During these days of $100 million athlete contracts, it seems that just about everybody wants a piece of the action. Fill out an application with the various players associations, slap down about $500 and wait to be certified. The Major League Baseball Players Association doesn't charge an application fee, proving that the process isn't exactly taxing.
"It's absurd," said Lee Fentress, chairman of Virginia-based Advantage International Inc., one of the country's leading sports marketing companies. "As long as you're not a convicted felon, you're ready to go."
Fentress may be overstating his case, but his point is clear. Though agents must be certified by the various players associations, there isn't stiff regulation within the sports agency business.
So what really qualifies an agent as an agent?
"What it takes is someone who is reasonably smart and well-prepared and has a sense of all the salary and collective-bargaining issues," Fentress said.
A high-profile stable of clients doesn't hurt, either.
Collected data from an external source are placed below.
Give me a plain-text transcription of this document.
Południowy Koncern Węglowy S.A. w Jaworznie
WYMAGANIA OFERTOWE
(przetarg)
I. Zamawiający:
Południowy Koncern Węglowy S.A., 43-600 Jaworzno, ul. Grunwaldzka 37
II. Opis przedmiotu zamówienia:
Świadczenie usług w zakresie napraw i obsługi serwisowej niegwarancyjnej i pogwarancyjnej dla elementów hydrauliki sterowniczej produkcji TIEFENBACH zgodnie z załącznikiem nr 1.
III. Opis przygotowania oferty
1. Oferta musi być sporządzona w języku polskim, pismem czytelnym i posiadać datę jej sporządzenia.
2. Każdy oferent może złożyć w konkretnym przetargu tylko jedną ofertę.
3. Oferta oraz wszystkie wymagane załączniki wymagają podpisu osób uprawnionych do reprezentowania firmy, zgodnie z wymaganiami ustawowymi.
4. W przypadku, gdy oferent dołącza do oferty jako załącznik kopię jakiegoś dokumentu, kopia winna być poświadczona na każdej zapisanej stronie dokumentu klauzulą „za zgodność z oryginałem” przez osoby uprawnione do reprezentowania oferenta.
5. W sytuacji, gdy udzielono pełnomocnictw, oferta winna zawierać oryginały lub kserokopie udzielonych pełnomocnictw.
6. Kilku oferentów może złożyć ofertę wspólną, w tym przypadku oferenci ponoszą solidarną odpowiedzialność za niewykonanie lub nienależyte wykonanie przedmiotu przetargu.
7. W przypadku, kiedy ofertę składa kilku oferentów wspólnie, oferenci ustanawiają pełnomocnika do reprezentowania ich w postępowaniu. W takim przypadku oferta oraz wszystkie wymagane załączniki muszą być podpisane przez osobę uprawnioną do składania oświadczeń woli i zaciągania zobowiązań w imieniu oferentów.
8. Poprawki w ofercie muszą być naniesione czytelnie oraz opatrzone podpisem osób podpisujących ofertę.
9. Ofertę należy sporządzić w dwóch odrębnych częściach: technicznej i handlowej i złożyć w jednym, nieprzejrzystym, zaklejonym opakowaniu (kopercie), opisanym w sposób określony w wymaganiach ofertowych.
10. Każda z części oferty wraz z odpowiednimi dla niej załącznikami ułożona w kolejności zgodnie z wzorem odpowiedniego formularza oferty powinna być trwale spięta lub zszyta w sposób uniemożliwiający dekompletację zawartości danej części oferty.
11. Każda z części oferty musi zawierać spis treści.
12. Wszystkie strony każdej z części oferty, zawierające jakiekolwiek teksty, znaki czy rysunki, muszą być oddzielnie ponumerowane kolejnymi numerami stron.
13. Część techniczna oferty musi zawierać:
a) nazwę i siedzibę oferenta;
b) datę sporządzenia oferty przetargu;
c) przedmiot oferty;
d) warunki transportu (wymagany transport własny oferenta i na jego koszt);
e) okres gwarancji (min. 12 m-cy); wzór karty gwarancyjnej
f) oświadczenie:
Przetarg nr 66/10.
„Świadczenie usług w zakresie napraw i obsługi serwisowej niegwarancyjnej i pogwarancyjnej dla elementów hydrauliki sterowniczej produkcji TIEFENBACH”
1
Companies like full-service agencies IMG, Advantage and ProServ Inc. are the big shops that dominate. Then there are the smaller specialty boutiques like David Falk's powerhouse F.A.M.E. agency, which virtually controls the top NBA players and was recently bought out by SFX Entertainment Inc.; Leigh Steinberg's Steinberg and Moorad agency, which represents some of the biggest names in the NFL; and Scott Boras, the baseball agent reviled by owners and management.
Those agents enjoy the luxury of reputation. Though competitive, they all get their share of high-priced talent, leaving the rest of the 2,000 or so other agents scratching and clawing for a select number of potential millionaires barely out of high school. In the NFL, for example, there are 760 registered agents, but 370 of those don't have any NFL clients.
"You've got some people that because of their performance have separated themselves from the pack," said Donald Jackson, a Birmingham, Ala., sports lawyer and agent representing about 45 clients. "So you've got to go out and compete head-to-head with the companies that have 1,000 employees. It's like being a solo practitioner against firms with hundreds of attorneys."
The intense competition breeds all sorts of creative ways used by some agents to sign players, including illegal cash payments, cars and other gifts.
"You've got runners floating around campuses and you've got people whose responsibilities are to hang around colleges and provide favors to players," Jackson said. "It's always money or clothes, and if you're in college and don't have a great deal, $100 is a lot of money."
For some agents, it's the only way to win business. For players, many of whom have been courted by coaches since grade school, the illegal early recruitment methods are simply a way to profit from the system.
"The agents are guilty, but so are the players," Jackson said. "The exchange of money between agents and players is frustrating. I don't mind losing a player to another agent based on qualifications, but I do mind losing a player if someone slides a player a couple thousand dollars. It's offensive and illegal and all the blame goes to the agent. But the players are also very sophisticated."
That's not to say that all recruiters are sleazy and all players are greedy. For many major college programs, there is a system in place to control agents' actions.
Typically, the coach serves as the gatekeeper, controlling all contact with agents to protect the player's eligibility and the program (and not necessarily in that order).
When a player completes his eligibility, or leaves school early, a select number of agents are invited to the school to make their pitch. Any agents who try to circumvent the process are shut out of the program.
"In basketball, generally most coaches will bring in four or five [agents]," Fentress said. "The only other alternative is to begin talking to players while they still have eligibility remaining, and that's a horrible way to do business. We often lose kids on that basis, but those are kids who don't appeal to us anyway. There are plenty of good players who want to do it in a correct way."
Well-established, full-service sports marketers like Advantage are able to afford to take the high road, but even some smaller, regional agents are content to attract clients by word of mouth in order to dodge the ever-competitive recruitment process.
"We don't go out and recruit," said Mark Bartelstein, a Chicago-based agent who represents 40 professional athletes. "We don't talk to people before they come out. We get players referred to us by coaches and clients. Usually there is a relationship with the coach."
The big money, though, lies in the top draft picks. Not being part of the recruiting process for them can prove very costly.
"What happens is that most of the top picks are underclassmen and since we don't have people recruiting, we don't know when kids are going to come out early," Bartelstein said. "I don't feel right about talking to people before they come out, but the problem is that we don't get those guys."